Niger: Boko Haram, una nuova strage con connotazioni anticristiane

Dopo la strage di oltre cento civili, avvenuta il 28 novembre e rivendicata dal gruppo jihadista Boko Haram, il drammatico scenario si è ripetuto sabato scorso, quando la medesima fazione terroristica si è attribuita la responsabilità dell’eccidio di una trentina di civili avvenuto nel Niger sud-orientale, nel villaggio di Diffa confinante con la Nigeria. Il sanguinoso attacco jihadista contro un agglomerato urbano dove la popolazione già sopravviveva in condizioni estreme, ha portato anche alla distruzione di molta parte del villaggio, disorientando la popolazione che oltre al terrore di uccisioni, violenze e rapimenti, si trova ora anche senza un minimo riparo.

La città di Diffa, capoluogo della omonima regione, a pochi chilometri dal confine con la Nigeria, si trova in un’area dove il gruppo Boko Haram esercita la massima pressione terroristica.
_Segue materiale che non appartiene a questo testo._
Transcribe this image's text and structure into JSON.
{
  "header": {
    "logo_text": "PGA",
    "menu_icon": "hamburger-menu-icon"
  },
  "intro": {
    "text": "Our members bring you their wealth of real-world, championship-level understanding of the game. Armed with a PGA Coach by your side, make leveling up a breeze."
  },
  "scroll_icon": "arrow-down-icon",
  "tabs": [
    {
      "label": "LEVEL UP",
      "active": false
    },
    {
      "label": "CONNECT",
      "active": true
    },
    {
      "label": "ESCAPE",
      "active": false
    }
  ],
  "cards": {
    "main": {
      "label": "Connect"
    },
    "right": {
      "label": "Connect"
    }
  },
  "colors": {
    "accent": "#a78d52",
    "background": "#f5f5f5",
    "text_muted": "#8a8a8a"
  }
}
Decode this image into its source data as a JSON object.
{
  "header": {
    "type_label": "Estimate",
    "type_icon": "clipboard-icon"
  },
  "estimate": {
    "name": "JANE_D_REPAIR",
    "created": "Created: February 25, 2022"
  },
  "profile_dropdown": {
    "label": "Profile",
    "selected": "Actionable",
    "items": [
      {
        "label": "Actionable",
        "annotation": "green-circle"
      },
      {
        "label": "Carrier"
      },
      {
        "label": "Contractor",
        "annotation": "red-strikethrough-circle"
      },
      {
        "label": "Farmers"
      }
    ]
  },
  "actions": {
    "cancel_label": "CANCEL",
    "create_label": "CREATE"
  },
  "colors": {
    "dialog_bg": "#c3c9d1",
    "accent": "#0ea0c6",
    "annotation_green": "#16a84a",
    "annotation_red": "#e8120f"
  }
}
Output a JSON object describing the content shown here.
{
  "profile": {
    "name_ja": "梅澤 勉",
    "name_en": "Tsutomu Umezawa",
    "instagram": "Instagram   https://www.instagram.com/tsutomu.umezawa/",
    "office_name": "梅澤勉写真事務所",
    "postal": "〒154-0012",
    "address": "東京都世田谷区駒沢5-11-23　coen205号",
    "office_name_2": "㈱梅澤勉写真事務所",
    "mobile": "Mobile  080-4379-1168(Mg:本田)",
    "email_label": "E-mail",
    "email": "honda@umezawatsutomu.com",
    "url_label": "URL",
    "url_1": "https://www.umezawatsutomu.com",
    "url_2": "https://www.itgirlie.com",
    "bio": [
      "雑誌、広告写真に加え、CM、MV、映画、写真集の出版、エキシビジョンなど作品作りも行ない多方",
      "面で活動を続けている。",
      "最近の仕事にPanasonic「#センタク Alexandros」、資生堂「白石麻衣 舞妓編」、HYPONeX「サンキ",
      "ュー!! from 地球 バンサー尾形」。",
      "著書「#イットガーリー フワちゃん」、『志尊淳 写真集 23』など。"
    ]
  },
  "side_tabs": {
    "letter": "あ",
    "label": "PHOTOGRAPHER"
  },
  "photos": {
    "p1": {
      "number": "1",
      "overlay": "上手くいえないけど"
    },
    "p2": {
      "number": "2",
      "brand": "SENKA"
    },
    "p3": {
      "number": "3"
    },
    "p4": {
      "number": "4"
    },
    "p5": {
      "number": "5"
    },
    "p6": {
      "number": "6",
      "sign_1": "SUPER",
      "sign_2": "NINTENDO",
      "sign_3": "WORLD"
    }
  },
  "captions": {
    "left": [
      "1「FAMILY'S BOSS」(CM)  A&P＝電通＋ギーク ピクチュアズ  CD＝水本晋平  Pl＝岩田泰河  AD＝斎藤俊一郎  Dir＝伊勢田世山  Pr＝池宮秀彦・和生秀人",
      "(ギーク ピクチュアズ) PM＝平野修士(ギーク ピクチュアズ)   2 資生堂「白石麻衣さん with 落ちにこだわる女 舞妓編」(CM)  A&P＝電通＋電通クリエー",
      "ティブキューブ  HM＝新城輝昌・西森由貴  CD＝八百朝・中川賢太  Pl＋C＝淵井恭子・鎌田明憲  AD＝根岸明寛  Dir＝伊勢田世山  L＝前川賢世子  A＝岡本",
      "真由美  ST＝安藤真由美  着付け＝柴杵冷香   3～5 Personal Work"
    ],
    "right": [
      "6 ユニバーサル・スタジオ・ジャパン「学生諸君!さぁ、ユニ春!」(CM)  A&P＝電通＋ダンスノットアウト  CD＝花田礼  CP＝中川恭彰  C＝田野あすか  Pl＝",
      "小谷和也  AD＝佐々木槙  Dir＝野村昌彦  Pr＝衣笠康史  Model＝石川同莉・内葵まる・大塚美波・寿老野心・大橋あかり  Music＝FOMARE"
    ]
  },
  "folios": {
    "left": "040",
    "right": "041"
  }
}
In questo villaggio sono sfollati, secondo le Nazioni Unite, 300mila rifugiati nigeriani fuggiti dal proprio paese a causa delle violenze dei gruppi jihadisti e che hanno cercato rifugio oltre confine, ma come vediamo il terrorismo non osserva confini politici. La violenza dei Boko Haram ha colpito anche il piccolo villaggio di Toumour, abitato da poco più di mille persone, situato a nord-est di Diffa; dalle informazioni locali sembra che sia stato per la maggior parte distrutto. L’assalto di sabato a Toumour è avvenuto poche ore prima dell’inizio delle elezioni municipali e regionali in Niger; un forte segnale del gruppo jihadista alla popolazione ed ai governati. Lo stesso segnale fu mandato dal leader di Boko Haram, Abubakar Shekau, all’inizio di dicembre, quando durante le elezioni locali ha rivendicato l’omicidio di almeno ottanta agricoltori nel nord-est della Nigeria.

È evidente che la disperazione degli abitanti è totale in quanto c’è un’assenza assoluta dello Stato e una presenza dei terroristi che, in questo caso, non operano con finalità di occupazione e gestione dell’area, come i colleghi della fazione dello Stato sslamico in Africa occidentale, Iswap, ma con lo scopo di una destabilizzazione globale. Inoltre, la popolazione nigeriana già sfuggita a Boko Haram e rifugiatasi in Niger, non ha riscontro dai propri governati alla richiesta di essere aiutati a rientrare nella propria nazione. Le doglianze della popolazione di quest’area di confine sono anche dovute all’impossibilità sia di esercitare la coltivazione e l’allevamento, sia di commerciare, riducendo così le loro possibilità di sopravvivenza ai minimi termini. La strage è seguita, come ormai di prassi, da un video di propaganda trasmesso su alcuni social locali domenica sera, dove un jihadista con il volto coperto da un turbante mimetico delirava: “Noi, combattenti del Jama’atu Ahlissunnah lid D’awati Wal Jihad, al comando di Abubakar Shekau, informiamo il mondo che siamo responsabili dell’attacco alla città di Diffa, nella Repubblica del Niger”. Il proclama è continuato facendo riferimento alle imminenti festività natalizie e cristiane, spesso mortali nel nord-est della Nigeria: “Questo per avvertirvi che con l’avvicinarsi dei festeggiamenti degli infedeli, non ci sarà pace”.

Da circa quattro anni il gruppo Boko Haram si è scisso in due fazioni: quella di Abubakar Shekau, leader storico del gruppo, e lo Stato islamico in Africa occidentale (Iswap), guidato da Abu Musab Al-Barnawi, figlio di Yusuf, affiliato alla più capillare e vasta organizzazione dello Stato islamico (Is), ubicato soprattutto intorno al lago Ciad. L’Iswap punta maggiormente i suoi attacchi contro obiettivi militari e, con modalità più articolate, contro le organizzazioni umanitarie internazionali. Il virus del terrorismo jihadista nei Paesi vicini al bacino del lago Ciad, come Camerun, Ciad, Niger e Nigeria, ha causato circa 36mila vittime e oltre due milioni di sfollati in questi ultimi anni; in tutta l’Africa il Covid-19 ha causato, secondo l’Oms (Organizzazione mondiale della sanità) circa 40mila vittime; detto questo, è difficile poter negare che il Coronavirus è forse l’ultimo problema dell’Africa.